Of course, they’d probably be putting themselves at risk from all sorts of parasites and diseases, but I don’t think that was a big priority in mediaeval times.

Oh, and it probably tasted repulsive too. (Raw goose? Bleeech!)

This suggests an experiment, and the answer. Remember the old experiments where scientists made corpses twitch with electricity? Run a high voltage current through a cooked chicken breast. Does it twitch and act like a muscle, or just sizzle and cook more? I am with scr4, in that I suspect the latter i/e cooked tissue is dead, and the fowl would not be walking if even half cooked( nerve impulses would not cause a reaction).

Additionally, cooking is a chemical process. The proteins in the meat are substantially altered in the process. Think about the observable changes in a chicken breast from raw (pink and slimy) to cooked (white and stringy/grandular) Cooked muscle would be useless for movement.

The only professionals I can think of to answer this are those who understand burns. Any burn specialists care to comment?

On second thought, nevermind, I dont wanna think about it anymore.

Ive had live-cooked fish before. At a fancy chinese restaurant. The fish didn’t flop around but it’s moth was still moving. It was boiled IIRC, not seared, the head is wrapped in cold towel and the body gets boiled. Didn’t taste any different.

That was almost certainly faked. The topic was discussed at length in the CCC thread Monkey Brains

Could be, but how warm can the muscles be before they stop working? Think how poorly your body works when the body tempearture is a mere 10 degrees above normal.

Well, first off, anyone who thinks a duck or a goose is LUSTY really needs to lie down with a cool cloth over their eyes.

Well, “lusty” has a different range of meanings in early modern English; here, I think the best modern gloss would be “lively.”

As far as I can tell, it looks genuine from a linguistic perspective; I doubt that a modern faker, unless he or she were well versed in the history of English, would be able to come up with constructions such as “put Salt and Meum to them” or “his heart then wants moisture.” (Somebody trying to fake an archaic style would usually throw in a bunch of -eth and -est endings in inappropriate places, and leave it at that.)

However, I notice the title of the work this is taken from is “Natural Magic,” which suggests that it’s more likely to contain tall tales than actual recipes. My verdict: authentic document, probably fake story.

Oh, good! I’ve just been saved thousands of dollars in therapy from the childhood trauma of seeing this film.
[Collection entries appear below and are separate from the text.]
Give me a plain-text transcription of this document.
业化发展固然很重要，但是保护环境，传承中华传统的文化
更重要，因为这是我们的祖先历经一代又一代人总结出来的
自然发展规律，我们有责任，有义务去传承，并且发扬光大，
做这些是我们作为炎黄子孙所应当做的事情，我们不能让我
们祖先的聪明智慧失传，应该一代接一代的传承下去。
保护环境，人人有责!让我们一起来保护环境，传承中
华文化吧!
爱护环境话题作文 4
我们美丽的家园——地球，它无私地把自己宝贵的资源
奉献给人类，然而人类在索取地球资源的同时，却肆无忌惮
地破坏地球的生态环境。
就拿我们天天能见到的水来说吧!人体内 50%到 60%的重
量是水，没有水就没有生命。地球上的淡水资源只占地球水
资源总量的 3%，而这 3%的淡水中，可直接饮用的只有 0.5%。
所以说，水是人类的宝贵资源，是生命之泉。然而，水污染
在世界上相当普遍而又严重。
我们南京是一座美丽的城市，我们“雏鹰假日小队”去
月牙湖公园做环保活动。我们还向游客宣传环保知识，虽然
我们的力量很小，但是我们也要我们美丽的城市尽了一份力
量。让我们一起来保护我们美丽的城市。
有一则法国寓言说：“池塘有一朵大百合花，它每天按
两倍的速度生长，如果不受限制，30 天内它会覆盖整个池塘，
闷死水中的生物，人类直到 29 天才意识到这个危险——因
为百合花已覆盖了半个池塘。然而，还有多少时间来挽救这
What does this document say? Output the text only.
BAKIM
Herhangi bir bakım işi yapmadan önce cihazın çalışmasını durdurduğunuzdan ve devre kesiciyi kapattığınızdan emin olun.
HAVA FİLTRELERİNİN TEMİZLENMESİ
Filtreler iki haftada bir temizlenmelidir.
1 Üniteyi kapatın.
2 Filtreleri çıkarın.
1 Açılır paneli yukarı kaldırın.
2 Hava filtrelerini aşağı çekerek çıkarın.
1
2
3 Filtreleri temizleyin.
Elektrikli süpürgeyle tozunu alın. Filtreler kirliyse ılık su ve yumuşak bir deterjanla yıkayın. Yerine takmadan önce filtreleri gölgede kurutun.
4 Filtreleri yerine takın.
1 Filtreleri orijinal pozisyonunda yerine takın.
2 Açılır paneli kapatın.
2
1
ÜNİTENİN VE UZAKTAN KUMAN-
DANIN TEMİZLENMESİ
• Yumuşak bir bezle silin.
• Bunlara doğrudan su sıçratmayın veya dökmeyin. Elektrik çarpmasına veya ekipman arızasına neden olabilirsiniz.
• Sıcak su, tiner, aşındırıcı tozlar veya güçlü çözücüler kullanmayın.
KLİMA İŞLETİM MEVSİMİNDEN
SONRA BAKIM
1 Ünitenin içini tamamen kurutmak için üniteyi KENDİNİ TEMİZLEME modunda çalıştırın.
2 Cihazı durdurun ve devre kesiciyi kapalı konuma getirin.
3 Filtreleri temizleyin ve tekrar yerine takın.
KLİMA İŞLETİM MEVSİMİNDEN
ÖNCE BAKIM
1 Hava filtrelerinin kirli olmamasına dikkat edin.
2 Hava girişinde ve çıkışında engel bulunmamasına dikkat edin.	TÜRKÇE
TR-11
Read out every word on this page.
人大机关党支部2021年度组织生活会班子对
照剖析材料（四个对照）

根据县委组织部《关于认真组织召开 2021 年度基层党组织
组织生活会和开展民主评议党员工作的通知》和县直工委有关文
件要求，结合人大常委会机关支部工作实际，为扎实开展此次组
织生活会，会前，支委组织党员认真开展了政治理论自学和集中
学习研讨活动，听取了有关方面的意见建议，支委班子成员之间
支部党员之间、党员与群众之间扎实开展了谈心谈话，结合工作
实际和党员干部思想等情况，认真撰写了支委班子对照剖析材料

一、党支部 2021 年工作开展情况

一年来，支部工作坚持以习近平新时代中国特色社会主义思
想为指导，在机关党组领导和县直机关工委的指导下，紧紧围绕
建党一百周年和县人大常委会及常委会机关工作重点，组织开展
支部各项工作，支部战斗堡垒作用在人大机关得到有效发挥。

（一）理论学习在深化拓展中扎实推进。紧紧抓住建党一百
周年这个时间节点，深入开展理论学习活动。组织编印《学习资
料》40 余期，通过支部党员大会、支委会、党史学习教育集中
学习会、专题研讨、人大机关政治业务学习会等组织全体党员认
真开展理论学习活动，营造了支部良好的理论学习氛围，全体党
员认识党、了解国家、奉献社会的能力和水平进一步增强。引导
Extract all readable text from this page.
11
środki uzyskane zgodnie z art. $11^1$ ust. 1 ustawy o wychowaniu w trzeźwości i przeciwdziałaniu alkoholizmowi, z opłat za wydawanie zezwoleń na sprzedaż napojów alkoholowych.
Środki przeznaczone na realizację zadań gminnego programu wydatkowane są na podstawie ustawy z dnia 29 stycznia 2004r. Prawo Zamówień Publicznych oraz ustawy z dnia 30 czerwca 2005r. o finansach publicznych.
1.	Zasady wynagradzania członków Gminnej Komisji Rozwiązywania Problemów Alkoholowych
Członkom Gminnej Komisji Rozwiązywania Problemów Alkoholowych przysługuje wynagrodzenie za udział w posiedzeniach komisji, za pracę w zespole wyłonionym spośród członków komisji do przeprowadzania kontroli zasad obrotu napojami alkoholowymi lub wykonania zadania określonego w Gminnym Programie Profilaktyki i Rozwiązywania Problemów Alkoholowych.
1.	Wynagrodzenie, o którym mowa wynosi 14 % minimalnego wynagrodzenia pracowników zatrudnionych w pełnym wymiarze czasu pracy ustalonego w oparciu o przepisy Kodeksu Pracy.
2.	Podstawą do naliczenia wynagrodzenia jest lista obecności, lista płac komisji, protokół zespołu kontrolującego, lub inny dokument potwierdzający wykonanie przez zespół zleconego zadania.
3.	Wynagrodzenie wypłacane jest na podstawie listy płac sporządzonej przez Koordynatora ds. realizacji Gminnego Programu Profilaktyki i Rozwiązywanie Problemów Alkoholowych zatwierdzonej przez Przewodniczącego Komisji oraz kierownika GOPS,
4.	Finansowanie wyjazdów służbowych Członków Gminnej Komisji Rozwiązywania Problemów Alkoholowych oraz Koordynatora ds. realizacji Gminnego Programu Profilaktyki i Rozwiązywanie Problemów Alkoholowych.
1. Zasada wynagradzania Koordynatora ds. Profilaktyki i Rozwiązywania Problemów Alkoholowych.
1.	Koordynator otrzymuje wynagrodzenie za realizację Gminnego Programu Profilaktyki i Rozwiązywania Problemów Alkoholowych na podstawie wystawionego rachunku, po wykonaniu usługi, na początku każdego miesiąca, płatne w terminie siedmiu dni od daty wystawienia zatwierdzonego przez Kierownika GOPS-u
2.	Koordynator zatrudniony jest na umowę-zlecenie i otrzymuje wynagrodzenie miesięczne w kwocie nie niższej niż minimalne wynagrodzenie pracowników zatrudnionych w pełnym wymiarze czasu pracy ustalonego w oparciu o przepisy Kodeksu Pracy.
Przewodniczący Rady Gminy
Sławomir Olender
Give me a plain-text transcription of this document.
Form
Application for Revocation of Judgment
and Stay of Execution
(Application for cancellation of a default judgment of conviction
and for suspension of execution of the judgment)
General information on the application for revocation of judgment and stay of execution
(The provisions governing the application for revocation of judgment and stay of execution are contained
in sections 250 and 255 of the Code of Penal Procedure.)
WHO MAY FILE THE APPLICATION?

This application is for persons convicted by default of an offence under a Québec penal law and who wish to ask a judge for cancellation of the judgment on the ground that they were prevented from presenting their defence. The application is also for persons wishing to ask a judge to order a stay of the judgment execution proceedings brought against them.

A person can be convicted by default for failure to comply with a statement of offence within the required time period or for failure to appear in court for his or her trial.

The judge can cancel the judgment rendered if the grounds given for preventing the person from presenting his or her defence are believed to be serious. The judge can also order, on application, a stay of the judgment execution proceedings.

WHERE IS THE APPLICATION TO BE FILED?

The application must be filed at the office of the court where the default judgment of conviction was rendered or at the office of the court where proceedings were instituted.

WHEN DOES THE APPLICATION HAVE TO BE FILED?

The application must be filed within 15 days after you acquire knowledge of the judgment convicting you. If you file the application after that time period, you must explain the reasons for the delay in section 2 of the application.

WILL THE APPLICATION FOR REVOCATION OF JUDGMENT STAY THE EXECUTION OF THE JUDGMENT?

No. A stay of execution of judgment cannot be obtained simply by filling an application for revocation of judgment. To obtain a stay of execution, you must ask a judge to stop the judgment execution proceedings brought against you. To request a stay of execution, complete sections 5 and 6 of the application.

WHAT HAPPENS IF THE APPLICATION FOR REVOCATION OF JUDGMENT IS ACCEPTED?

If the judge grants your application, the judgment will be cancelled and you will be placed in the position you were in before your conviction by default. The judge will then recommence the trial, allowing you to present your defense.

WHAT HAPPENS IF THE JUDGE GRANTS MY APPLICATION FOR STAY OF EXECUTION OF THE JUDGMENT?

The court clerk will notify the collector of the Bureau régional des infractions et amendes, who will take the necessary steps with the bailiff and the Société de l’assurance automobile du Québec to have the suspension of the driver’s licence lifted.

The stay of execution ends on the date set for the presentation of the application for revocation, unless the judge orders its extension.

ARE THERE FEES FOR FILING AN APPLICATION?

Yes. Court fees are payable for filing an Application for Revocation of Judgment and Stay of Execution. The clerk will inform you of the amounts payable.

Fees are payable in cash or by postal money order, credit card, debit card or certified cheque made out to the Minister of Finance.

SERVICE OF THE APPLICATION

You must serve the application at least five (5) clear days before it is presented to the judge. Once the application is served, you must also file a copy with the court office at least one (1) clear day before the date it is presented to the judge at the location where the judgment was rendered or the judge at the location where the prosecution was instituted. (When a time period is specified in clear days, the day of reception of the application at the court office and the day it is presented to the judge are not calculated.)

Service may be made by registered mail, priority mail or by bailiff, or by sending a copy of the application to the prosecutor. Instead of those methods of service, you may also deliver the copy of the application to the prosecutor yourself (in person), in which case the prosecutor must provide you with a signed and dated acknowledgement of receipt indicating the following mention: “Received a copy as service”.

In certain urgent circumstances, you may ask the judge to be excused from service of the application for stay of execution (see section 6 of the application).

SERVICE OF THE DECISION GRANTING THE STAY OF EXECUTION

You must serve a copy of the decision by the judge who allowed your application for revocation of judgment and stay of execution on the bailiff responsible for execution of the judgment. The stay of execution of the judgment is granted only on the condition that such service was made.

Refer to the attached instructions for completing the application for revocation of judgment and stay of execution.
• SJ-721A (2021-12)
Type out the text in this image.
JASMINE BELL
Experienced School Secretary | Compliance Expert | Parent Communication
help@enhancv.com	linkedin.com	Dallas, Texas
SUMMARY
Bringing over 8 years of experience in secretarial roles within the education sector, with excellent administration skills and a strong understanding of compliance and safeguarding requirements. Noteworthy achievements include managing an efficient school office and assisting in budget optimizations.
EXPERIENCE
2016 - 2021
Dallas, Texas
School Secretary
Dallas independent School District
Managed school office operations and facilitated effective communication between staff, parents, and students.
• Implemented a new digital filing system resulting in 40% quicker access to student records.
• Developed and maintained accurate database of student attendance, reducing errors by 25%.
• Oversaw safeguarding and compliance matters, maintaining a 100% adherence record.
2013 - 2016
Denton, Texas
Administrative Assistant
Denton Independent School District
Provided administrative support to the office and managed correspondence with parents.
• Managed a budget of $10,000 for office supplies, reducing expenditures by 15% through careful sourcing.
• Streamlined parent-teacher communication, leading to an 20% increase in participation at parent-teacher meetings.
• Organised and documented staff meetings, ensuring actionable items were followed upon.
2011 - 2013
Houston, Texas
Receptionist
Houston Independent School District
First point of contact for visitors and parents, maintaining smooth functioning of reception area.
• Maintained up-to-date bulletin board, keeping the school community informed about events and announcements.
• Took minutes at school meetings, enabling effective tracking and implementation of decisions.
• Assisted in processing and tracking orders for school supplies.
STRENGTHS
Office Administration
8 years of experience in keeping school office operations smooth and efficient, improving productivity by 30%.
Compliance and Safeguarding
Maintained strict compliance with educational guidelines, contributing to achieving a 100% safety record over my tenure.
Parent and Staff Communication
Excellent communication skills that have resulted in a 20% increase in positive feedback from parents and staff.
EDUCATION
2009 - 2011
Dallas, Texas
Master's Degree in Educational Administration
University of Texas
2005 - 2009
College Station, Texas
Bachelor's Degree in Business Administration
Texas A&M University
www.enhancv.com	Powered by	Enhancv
To whom should I make out the check to express my gratitude?

The whole site looks pretty authentic to me too (In historical terms, not scientific), which is part of what made me curious.

Awesome responses so far. Thanks!

The more I consider it, the more I think that (a) The goose wasn’t cooked very well at all, and (b) People probably mistook muscle spasms for signs of life. I’m still curious as to how hot cooked muscles can be before they stop working. Wait, no I’m not.

Joyfulgirl, trying to avoid being too macabre.